On a similar note that might give you some inspiration… Recently I was wanting to track IPs making NTP requests to my server. So I created a couple rules in iptables to log all incoming NTP, which with rsyslog I wrote to a separate file (as to not fill up my main syslog file). Well, the amount of traffic made this file grow very large very fast (because of all the data each entry contains), so that wasn’t going to work. All I really wanted to know was how many queries each IP made and just separating it by day was fine. So first I went to work and wrote a little script that was a basic datagram socket server. Rsyslog output the log entries directly to it. The script parsed the log entry and inserted it into a MySQL database. The table had the IP, hitcount, and date. Within about 30 minutes I was astonished at what I was seeing… Most IPs were okay, but there was a very small handful that already made hundreds, if not thousands of queries! For a protocol where a person should for the long-term (excluding iburst) one query per minute, I was getting a few IPs that were making continuous multiple queries per-second!
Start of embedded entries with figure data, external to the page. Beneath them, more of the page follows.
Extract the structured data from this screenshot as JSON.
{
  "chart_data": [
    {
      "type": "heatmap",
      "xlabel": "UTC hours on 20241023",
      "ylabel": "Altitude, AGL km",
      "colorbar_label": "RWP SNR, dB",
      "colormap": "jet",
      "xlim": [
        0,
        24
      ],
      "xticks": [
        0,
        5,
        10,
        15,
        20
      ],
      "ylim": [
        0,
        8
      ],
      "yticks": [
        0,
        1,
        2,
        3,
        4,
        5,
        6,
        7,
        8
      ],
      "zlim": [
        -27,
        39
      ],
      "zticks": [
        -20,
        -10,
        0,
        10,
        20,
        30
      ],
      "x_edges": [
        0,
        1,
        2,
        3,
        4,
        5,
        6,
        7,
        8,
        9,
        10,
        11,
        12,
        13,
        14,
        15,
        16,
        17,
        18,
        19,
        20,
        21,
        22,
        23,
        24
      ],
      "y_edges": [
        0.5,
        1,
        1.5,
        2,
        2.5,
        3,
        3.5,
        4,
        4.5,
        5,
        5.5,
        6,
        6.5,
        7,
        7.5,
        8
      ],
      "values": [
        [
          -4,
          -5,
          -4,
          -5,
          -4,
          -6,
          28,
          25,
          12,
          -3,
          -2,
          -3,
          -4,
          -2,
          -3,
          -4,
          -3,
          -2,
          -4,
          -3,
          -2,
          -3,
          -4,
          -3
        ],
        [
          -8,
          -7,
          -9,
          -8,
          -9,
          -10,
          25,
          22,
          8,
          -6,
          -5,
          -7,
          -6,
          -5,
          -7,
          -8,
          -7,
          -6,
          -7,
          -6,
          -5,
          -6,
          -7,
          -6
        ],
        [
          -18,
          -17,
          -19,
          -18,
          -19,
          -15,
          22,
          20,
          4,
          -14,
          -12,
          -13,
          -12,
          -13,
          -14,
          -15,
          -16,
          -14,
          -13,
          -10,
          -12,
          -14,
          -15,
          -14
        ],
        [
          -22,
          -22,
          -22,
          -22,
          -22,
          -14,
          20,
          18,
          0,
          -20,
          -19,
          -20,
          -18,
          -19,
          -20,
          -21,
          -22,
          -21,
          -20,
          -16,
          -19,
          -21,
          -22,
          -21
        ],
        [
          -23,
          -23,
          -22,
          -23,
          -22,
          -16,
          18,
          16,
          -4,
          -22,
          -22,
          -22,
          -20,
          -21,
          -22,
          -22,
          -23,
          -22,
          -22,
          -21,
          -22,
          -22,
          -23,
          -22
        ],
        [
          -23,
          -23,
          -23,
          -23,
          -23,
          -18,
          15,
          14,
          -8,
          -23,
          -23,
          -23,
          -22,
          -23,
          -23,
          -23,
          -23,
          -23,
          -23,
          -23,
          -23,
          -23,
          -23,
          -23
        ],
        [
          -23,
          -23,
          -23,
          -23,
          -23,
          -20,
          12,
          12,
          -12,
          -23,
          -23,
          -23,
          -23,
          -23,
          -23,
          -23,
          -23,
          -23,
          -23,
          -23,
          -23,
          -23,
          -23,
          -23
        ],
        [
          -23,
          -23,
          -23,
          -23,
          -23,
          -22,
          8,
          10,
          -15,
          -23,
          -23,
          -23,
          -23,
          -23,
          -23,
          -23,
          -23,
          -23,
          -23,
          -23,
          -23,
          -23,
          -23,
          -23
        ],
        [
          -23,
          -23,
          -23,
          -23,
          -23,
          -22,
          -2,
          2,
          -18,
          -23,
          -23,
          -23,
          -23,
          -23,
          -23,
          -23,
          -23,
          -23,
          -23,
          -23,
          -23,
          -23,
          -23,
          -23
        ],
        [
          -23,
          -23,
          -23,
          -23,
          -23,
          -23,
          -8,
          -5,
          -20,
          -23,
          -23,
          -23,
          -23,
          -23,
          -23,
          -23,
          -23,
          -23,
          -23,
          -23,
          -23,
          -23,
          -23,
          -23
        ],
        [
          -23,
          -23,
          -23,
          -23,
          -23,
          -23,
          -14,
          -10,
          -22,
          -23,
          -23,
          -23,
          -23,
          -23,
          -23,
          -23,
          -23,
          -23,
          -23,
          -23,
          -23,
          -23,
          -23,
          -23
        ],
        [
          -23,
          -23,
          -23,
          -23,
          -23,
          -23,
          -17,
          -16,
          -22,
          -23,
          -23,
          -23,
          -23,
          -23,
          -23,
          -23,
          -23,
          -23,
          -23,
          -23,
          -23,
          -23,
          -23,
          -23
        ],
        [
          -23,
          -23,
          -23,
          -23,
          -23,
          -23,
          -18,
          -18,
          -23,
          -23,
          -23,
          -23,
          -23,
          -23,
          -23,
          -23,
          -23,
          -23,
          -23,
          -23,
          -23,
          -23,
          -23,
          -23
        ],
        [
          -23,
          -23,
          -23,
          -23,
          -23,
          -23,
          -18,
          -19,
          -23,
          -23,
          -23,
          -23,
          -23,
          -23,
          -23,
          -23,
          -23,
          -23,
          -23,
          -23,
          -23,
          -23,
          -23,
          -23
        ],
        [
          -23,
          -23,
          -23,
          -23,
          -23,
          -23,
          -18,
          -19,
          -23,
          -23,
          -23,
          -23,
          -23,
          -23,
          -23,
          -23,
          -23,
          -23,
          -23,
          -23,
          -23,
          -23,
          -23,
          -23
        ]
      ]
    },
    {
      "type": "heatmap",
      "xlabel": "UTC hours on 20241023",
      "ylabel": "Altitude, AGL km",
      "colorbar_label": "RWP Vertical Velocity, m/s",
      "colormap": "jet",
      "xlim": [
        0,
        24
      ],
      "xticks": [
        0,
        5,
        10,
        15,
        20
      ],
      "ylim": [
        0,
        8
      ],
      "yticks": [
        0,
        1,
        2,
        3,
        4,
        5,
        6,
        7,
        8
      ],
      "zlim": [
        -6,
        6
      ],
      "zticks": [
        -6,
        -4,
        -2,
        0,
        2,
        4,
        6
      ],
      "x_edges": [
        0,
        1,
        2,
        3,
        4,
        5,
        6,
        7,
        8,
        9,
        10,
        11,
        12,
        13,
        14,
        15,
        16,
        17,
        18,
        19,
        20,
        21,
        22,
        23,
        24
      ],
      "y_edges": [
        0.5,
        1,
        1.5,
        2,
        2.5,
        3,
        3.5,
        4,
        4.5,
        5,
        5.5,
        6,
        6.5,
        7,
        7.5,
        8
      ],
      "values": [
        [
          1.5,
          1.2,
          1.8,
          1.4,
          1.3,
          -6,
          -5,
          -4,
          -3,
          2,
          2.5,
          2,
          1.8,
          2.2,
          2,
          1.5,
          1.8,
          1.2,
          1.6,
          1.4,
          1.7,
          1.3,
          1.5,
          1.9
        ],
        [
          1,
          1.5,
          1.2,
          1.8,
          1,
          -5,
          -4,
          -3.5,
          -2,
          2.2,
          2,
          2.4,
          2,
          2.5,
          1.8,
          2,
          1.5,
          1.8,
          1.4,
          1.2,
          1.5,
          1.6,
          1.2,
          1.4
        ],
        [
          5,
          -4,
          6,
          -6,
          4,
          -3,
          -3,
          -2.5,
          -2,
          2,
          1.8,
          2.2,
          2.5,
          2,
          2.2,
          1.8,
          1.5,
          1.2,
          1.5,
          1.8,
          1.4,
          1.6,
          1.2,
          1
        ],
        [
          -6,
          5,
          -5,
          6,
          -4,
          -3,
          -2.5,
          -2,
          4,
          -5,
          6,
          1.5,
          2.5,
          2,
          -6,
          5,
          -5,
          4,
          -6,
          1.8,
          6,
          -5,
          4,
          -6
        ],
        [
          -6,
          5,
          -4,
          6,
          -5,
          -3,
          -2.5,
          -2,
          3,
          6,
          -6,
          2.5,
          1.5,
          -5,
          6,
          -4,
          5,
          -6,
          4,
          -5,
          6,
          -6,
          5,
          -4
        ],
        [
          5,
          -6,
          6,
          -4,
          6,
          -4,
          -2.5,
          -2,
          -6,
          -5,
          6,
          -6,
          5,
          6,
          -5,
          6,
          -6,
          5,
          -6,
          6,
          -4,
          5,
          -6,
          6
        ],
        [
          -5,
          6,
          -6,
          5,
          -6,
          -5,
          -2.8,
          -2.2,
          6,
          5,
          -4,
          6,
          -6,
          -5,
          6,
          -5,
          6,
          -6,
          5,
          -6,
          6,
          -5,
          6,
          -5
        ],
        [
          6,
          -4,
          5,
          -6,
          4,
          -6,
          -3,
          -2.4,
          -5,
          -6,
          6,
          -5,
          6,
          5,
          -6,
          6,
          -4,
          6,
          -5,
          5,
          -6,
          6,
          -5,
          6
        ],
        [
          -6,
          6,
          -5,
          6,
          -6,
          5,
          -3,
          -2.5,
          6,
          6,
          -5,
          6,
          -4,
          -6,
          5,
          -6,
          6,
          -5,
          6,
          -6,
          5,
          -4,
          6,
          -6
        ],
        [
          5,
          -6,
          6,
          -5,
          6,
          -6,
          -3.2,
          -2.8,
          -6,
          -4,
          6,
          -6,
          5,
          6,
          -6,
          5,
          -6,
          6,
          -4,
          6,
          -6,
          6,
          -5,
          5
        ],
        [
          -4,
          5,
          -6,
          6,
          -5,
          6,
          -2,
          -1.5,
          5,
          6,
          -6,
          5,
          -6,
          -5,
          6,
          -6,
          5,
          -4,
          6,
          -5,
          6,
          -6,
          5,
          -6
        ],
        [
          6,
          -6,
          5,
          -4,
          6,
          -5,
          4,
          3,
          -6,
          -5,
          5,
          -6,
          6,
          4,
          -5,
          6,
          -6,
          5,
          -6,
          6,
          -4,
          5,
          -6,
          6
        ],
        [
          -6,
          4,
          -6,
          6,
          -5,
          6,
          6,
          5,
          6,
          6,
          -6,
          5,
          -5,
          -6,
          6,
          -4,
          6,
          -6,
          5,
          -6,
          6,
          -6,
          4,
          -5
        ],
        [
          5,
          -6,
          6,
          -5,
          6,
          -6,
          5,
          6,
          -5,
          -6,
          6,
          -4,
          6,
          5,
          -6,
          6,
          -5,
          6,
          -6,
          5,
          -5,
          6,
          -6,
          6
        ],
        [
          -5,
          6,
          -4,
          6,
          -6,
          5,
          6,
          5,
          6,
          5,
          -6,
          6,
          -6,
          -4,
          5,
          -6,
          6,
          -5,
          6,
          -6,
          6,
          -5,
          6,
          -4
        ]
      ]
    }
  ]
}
So from there I added a few rules & logs in my firewall to limit requests per-ip using ‘hashlimit’. Altering my DB table and script slightly I now logged how many requests per-IP were ‘accepted’ and how many were ‘dropped’. Again, a very eye-opening experience to see this small handful of clients being so abusive. Looking up some of the top offenders offered no insight as to a cause or common source. I did notice it was a little more common that the netblock would belong to various wireless carriers. Not just cell phones (there were a lot of china telecom), but embedded type devices (yay, which are probably hardcoded and firmwares never updated). One interesting block was Jasper Wireless - www.jasper.com - Coming from like half a dozen IPs in their netblock I can only assume they were testing devices or something, but why those devices needed to update at a rate that borderlines as a DOS attack, I do not know. They earned a permanent block in my firewall weeks ago, yet still seem to be querying away at tens of thousands of packets an hour… Anyhow, crunching some numbers I found that about 0.2% of the IP address making NTP requests were having a portion of their requests dropped (due to too frequent requests) yet those IPs were generating about 4% of the overall inbound NTP traffic.

Sorry, I kind of rambled… But my point is, where there’s a will, there’s a way… Adding in a couple rules to iptables, even if they have no action will still give you a good count of packets and bytes which you can query (look at the -x option for exact counts). You just need to make sure your rrd stats can handle the counter resetting (most have an option to enable that so the graphs don’t go bonkers).

Jasper is a massive IoT product managed by Cisco. Loads of huge mobile carriers all around the world are using the platform. Quite possibly this is the NTP traffic from tens of thousands of end devices, and that will only grow as more and more SIMs get issued.

:-/

… and yet their “Contact Us” page is broken. Guess they don’t need any more business?

They’re planning to have a billion devices on their network, in partnership with the mobile carriers. Maybe that’s enough, even for Cisco?!